Uma confissão tem pelo menos duas personagens: aquela que revela sua intimidade e aquela a quem é revelada a intimidade.
Uma confissão acontece “mais tarde”: pressupõe a confiança no confessor (que geralmente é estabelecida no tempo). Se não confio no confessor e, sobretudo, se o confessor desconfia de mim, não há confissão nem confessor.
“Explicação exterior” é diferente de “algo exterior”. Uma “explicação”, seja “exterior”, seja “interior”, pode ser verdadeira ou falsa, pode, portanto, ser desacreditada ou posta em dúvida. No caso da confissão, tenho que dar crédito a ela.
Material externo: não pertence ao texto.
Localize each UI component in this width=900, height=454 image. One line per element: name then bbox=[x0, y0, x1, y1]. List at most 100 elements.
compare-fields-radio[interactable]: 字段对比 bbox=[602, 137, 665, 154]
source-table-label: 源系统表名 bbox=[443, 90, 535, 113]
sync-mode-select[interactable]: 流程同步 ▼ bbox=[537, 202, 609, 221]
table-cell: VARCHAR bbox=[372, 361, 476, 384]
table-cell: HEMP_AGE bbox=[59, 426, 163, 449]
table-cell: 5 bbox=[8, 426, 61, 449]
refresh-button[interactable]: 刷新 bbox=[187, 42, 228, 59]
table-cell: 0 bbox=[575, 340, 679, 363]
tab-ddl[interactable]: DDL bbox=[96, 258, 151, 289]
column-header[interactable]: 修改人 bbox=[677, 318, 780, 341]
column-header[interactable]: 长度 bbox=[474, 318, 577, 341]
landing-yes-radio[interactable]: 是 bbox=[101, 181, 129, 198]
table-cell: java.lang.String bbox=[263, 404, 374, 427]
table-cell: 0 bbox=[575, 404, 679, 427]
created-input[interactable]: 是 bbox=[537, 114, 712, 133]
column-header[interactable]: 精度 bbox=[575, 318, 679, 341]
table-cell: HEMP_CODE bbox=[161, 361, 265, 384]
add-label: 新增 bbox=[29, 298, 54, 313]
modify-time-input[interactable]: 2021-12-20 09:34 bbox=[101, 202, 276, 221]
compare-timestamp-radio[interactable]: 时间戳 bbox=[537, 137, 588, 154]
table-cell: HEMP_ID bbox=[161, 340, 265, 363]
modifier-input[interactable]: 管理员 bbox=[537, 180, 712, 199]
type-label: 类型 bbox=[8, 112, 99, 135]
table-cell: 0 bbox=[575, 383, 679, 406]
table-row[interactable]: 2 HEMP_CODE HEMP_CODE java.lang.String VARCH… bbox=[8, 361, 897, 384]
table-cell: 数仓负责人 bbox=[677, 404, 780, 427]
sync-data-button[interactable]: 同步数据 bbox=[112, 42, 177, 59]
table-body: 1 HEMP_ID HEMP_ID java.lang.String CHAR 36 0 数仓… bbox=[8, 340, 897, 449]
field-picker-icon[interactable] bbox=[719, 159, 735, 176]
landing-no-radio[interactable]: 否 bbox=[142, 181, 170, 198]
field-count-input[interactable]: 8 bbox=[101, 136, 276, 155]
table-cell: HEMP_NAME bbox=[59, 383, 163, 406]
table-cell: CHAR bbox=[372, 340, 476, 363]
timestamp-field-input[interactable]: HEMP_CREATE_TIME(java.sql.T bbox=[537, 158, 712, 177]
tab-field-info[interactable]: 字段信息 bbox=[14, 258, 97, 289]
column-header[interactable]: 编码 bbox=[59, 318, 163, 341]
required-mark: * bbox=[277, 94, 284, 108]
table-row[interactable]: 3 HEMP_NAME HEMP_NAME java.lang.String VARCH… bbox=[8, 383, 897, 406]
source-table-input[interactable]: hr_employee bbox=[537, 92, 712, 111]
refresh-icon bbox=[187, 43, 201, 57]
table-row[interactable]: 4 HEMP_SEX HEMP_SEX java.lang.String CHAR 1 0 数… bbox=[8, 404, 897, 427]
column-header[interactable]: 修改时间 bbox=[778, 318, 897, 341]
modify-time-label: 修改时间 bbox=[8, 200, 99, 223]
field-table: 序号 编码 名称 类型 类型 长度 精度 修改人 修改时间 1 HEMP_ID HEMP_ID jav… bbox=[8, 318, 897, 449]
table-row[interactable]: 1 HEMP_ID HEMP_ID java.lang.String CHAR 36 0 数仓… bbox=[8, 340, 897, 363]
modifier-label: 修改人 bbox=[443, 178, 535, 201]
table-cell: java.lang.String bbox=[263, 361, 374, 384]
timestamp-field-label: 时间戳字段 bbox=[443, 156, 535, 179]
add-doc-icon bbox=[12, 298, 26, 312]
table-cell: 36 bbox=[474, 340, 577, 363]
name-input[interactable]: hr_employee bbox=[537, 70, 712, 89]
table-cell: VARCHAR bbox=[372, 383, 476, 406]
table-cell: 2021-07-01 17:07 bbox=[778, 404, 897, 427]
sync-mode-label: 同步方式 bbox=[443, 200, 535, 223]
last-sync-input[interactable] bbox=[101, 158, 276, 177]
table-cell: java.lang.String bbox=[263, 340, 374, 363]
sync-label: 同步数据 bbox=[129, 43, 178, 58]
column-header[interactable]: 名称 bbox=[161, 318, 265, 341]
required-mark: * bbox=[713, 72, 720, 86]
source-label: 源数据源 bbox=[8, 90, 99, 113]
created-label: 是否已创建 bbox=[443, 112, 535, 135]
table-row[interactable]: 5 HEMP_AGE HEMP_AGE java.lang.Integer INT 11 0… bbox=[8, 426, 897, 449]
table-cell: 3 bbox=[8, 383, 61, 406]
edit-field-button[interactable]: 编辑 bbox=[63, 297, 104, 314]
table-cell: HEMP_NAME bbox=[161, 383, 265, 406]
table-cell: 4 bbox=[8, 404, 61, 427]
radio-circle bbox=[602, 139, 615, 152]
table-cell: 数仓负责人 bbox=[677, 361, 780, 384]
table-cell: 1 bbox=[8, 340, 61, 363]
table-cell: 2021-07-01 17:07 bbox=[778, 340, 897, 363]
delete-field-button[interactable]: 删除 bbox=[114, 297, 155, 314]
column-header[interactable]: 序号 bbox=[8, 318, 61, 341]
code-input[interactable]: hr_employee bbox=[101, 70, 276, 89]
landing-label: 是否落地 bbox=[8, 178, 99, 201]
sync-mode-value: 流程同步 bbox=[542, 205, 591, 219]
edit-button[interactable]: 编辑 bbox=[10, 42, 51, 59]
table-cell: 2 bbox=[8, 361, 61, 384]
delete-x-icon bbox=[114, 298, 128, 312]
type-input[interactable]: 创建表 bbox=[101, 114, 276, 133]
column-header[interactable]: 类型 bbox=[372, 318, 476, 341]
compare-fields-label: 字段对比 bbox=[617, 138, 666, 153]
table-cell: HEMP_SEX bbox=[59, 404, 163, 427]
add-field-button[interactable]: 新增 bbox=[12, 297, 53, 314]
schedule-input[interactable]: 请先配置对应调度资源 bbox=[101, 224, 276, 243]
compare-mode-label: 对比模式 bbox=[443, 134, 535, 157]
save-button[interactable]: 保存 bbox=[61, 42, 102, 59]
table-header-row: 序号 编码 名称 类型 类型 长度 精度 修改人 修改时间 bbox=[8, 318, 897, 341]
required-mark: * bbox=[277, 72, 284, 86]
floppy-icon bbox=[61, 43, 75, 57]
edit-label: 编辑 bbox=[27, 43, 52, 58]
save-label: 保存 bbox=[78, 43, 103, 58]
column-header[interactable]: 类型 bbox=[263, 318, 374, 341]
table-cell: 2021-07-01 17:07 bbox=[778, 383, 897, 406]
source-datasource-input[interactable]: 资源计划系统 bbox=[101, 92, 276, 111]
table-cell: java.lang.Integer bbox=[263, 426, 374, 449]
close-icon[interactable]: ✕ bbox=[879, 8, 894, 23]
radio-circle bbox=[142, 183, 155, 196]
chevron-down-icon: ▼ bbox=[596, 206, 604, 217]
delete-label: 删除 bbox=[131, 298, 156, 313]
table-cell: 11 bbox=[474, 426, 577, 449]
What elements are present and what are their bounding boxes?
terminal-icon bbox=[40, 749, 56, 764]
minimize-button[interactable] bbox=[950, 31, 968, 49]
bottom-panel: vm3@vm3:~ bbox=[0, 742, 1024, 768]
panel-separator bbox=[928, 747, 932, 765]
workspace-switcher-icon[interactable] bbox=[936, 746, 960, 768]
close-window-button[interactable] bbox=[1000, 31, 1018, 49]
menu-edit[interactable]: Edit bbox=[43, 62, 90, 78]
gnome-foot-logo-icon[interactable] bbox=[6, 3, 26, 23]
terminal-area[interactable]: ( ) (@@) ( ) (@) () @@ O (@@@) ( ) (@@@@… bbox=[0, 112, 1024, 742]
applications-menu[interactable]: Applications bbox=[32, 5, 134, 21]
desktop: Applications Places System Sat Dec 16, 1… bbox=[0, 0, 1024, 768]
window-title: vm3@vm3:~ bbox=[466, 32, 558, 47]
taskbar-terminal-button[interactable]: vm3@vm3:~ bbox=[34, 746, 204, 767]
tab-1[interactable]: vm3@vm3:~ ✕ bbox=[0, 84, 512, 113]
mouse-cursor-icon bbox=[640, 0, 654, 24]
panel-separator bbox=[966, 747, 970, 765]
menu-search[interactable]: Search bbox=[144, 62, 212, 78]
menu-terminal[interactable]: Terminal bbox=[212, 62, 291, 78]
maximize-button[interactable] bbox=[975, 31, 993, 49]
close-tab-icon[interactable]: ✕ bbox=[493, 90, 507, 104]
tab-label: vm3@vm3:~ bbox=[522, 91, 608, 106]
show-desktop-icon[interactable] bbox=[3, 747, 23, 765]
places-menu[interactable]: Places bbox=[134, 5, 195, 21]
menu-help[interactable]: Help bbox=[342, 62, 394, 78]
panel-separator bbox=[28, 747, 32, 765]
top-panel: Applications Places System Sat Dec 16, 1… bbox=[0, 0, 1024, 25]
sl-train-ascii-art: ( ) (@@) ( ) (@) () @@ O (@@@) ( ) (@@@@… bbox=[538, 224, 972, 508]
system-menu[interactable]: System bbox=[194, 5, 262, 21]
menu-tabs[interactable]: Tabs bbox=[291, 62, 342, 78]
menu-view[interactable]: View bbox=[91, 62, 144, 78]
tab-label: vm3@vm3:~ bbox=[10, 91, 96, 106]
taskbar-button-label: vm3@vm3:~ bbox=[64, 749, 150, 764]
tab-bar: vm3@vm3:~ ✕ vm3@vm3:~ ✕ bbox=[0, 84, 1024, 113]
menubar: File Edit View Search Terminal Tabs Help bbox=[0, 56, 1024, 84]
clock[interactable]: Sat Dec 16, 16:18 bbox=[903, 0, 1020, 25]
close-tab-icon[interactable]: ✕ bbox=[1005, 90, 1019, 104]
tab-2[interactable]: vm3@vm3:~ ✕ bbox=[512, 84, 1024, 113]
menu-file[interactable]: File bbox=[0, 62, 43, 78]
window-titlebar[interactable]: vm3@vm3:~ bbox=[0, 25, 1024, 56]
Dar crédito à confissão é condição para que a confissão a confissão seja possível.  Retirar o crédito da confissão é retirar a possibilidade de jogar o jogo das confissões, tratando-se as confissões, erroneamente, como se fossem proposições. Portanto, a confissão pressupõe a confiança que, como já disse, exige tempo.
As confissões não entram na categoria do verdadeiro ou do falso. O que se deseja através da confissão é uma satisfação como a compaixão, a piedade, o amor, o respeito.
Não sendo a confissão uma explicação exterior (nem interior), a confissão não é também algo interior ou privado, não é “solilóquio” – mesmo um solilóquio não é algo interior, pois é pensado em concordância com as regras (exteriores e públicas) da linguagem – mas algo exterior.
A exterioridade da confissão é a informação que ela transmite. No caso das confissões de Ronald Augusto, à informação alia-se o uso concreto da linguagem, o que acentua a exterioridade.
Essa conexão entre confissão e exterioridade nos revela, à revelia do que pensam muitos poetas e seus confessores-professores, que o poema é uma trans-Missão de informações, e, como tal, amparado pelo crédito que se tem que dar às confissões, podemos julgá-las como úteis, inúteis, instrutivas ou não, satisfatórias, insatisfatórias.
Pensando sobre o título do livro, Confissões aplicadas (Ame o poema Editora, 2004), constata-se a preocupação do poeta, com a utilidade ou aplicabilidade de seus poemas-confissões, utilidade e exatidão que normalmente associam-se apenas à atividade técnica ou científica, quando se fala, por exemplo, em física aplicada, matemática aplicada, filosofia aplicada ou, provavelmente como preferiria o autor, geometria aplicada (Paul Valéry).
O que Ronald Augusto confessa? (Confessar pressupõe alguma pena ou erro) Curiosamente, o livro em que o autor verdadeiramente confessa, não é esse, mas Outra vegada.
Por vezes, o autor fala também como um missionário questionador, como o confessor de uma “fé”, ou melhor, como confessor de uma “questão”. No fundo, podem ser uma mesma coisa: por exemplo, quando Ronald Augusto confessa sua fé passada na fissura da linguagem (ou fé-fissura) e de como isso o conduziu ao erro (errações). Sua questão-missão pervadindo sua vida (ver “Fissuras de linguagem”, 2):

faltando três horas e pouco
o que posso dizer que não
seja arremate de louco?
faltando três horas de estrada
posso costurar breves panos
anos doidos com linha magra

posso perguntar pelo início:
por que você foi tão confuso?
respondo: lia des(a)tino
pois minha mão não anotava
de outro modo o meu destino

erros estocásticos são
comuns em semelhante ofício
talvez eu tenha ido longe
longe demais nesta fissura
de linguagem

Nestes poemas não se brinca de vida interior (Ronald Augusto revela o íntimo de sua vida exterior) e, assim, o lugar comum das confissões inexiste aqui. Seu método não é regido pela linearidade do dia-a-diacronia. Por isso, seu ofício chega a ser quase trágico: um Orestes ou um Odisseu errante e incompreendido que parece querer contentar-se (satisfação impossível) em ser o missionário de sua questão em uma comunidade de versideias. (Sua visão do paraíso: Ronald Augusto navegando nem satisfeito, nem insatisfeito, sem sombra e sem peso entre Dante e Ovídio, entre Homero e Ezra Pound, entre Machado e Poe.)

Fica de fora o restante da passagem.